The Panama Canal Authority insisted Thursday its new expanded locks are safe and handling increased traffic from the $5.25 billion expansion project inaugurated last June.

The statement came a day after The Associated Press, citing captains who navigate the waterway, reported that the locks’ rubber defenses have been worn down prematurely by repeated contact with the enormous vessels.

A Canal Authority statement said nearly 800 so-called New Panamax ships have transited the locks since June, an average of 5.3 vessels per day.

“During their nearly eight months of operations, the new locks have offered a safe and efficient service to maritime industry,” the authority said.

In a separate letter to the AP, the authority characterized problems as “isolated” and more than offset by the increased speed and volume of maritime traffic.

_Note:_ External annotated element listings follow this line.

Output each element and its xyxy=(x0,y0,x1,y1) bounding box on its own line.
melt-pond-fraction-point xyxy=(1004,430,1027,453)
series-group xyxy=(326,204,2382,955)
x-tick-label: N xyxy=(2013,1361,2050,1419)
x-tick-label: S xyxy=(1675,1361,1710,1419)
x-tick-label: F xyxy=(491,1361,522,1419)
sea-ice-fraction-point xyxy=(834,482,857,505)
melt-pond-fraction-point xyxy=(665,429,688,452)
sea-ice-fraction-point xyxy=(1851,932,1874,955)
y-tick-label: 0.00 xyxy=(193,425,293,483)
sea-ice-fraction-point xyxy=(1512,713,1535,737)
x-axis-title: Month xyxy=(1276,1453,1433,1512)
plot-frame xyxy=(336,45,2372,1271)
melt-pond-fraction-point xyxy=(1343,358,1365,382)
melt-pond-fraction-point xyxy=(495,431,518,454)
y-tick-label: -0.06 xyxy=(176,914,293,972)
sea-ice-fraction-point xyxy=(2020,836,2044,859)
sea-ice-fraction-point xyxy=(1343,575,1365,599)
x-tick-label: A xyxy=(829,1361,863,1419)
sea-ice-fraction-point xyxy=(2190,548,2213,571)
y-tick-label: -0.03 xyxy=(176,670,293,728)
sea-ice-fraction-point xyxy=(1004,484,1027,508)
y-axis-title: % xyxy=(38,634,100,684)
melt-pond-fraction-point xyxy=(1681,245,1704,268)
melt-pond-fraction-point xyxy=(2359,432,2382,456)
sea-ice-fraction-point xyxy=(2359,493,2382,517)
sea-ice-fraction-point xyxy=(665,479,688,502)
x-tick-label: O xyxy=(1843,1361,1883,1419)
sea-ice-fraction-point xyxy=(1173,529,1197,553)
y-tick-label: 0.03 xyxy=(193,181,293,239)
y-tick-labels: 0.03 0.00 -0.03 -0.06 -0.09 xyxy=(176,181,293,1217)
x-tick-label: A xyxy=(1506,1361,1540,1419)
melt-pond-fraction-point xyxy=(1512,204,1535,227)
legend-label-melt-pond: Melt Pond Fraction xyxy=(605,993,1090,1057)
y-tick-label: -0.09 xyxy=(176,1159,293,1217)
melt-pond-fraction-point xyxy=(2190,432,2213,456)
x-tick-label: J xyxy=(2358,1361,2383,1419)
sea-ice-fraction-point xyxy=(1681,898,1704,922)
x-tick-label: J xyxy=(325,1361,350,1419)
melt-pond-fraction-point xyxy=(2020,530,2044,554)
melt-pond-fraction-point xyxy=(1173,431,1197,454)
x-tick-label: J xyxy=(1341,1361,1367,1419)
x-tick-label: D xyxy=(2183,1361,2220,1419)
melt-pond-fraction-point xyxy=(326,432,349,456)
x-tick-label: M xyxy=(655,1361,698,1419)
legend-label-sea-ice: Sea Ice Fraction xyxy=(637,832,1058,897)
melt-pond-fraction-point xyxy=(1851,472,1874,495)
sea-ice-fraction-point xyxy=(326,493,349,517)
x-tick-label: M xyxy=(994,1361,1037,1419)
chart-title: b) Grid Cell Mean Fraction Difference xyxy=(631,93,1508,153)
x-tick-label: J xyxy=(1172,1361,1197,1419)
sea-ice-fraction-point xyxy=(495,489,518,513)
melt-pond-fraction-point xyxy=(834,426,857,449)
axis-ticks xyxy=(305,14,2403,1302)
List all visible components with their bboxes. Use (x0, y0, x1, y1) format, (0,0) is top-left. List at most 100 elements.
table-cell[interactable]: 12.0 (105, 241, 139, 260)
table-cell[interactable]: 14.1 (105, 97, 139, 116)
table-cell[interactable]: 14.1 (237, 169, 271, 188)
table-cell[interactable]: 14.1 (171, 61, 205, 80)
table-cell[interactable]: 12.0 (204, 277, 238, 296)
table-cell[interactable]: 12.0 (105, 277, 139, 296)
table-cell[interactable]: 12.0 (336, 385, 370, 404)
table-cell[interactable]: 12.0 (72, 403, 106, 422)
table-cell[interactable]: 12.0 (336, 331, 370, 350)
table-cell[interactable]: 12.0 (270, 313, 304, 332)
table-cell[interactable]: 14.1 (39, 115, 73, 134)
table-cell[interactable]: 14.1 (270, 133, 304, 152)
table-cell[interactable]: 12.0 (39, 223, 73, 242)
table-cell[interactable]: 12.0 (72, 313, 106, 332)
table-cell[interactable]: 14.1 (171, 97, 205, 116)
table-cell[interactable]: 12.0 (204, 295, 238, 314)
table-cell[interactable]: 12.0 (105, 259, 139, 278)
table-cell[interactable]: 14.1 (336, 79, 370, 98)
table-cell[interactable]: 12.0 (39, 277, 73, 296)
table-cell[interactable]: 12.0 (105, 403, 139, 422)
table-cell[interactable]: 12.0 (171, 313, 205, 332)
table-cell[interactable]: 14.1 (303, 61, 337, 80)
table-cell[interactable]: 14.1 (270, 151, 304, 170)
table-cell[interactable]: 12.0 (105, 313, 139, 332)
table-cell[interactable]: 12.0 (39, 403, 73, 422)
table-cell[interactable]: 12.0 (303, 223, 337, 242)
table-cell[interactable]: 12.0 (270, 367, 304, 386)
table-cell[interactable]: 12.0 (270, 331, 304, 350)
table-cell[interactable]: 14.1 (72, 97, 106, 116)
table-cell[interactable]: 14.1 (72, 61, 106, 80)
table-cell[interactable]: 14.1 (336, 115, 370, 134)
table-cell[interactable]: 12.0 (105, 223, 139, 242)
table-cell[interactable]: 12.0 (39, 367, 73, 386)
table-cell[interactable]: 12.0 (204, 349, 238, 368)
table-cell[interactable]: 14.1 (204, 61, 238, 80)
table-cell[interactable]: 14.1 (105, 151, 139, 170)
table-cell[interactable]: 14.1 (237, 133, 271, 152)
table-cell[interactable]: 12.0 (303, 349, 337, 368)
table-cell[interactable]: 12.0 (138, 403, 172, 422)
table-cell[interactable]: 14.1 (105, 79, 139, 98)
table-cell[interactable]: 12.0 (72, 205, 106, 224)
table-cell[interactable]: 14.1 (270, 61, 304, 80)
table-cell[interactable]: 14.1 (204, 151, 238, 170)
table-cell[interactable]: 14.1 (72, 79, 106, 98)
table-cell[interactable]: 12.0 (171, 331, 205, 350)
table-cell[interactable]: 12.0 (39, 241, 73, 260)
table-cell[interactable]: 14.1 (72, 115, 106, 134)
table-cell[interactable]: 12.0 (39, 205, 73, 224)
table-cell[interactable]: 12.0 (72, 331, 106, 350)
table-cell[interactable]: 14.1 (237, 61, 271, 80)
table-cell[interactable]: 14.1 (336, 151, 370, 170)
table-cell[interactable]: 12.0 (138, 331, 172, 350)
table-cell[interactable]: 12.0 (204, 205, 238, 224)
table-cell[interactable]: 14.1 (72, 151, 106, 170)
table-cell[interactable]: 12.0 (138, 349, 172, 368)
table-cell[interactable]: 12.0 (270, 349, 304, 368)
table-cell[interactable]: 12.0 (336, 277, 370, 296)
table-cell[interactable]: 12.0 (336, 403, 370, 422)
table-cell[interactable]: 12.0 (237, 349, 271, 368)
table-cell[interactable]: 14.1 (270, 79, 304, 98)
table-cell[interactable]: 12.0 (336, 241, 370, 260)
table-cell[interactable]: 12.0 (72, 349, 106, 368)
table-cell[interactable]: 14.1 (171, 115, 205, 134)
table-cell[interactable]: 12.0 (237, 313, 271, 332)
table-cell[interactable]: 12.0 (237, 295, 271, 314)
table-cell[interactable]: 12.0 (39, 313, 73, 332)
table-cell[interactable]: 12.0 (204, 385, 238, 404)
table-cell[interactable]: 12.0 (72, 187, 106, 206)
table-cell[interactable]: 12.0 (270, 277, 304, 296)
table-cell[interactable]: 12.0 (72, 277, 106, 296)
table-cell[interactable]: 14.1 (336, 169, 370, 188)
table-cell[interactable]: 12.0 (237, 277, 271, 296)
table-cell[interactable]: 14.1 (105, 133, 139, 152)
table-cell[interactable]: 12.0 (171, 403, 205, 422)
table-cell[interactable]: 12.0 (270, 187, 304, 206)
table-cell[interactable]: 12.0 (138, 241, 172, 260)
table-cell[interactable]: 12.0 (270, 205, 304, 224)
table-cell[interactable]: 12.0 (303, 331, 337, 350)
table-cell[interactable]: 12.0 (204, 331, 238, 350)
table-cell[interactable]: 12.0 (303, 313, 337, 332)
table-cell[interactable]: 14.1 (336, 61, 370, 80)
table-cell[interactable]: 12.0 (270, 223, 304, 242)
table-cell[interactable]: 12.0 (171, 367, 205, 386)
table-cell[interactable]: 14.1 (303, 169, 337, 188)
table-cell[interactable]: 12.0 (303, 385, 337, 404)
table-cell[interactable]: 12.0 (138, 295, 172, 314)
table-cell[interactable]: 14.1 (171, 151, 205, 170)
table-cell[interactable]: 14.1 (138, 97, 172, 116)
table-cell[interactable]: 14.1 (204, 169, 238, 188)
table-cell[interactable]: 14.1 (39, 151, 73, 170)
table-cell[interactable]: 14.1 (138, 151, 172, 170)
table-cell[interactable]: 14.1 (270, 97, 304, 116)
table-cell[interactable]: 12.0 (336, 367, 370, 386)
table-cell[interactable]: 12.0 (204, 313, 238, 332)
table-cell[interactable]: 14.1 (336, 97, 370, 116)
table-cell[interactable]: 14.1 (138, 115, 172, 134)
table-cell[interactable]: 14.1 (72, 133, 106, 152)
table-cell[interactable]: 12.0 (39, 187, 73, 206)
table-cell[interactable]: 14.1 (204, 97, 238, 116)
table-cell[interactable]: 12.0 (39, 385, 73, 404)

As part of the report, AP journalists traveled on a tugboat guiding a cargo container ship through the locks and witnessed rubber defenses that in multiple places were worn, hanging into the water or in some cases missing entirely from the walls of the locks. The bumpers are designed to protect the ships and the locks themselves.

Several captains told the AP that maneuvering the massive vessels in the lock chambers is a delicate operation, which one likened to “threading the eye of a needle.”

The authority statement said the bumpers “fulfill requirements to withstand the different conditions of the loads to which they are subjected, protecting the ships from contact with the concrete walls, avoiding damage.”

It did not address how long the defenses were designed to last, a question the authority had declined to answer for the article. Captains who navigate the new locks told AP the bumpers were expected to last at least a couple of years.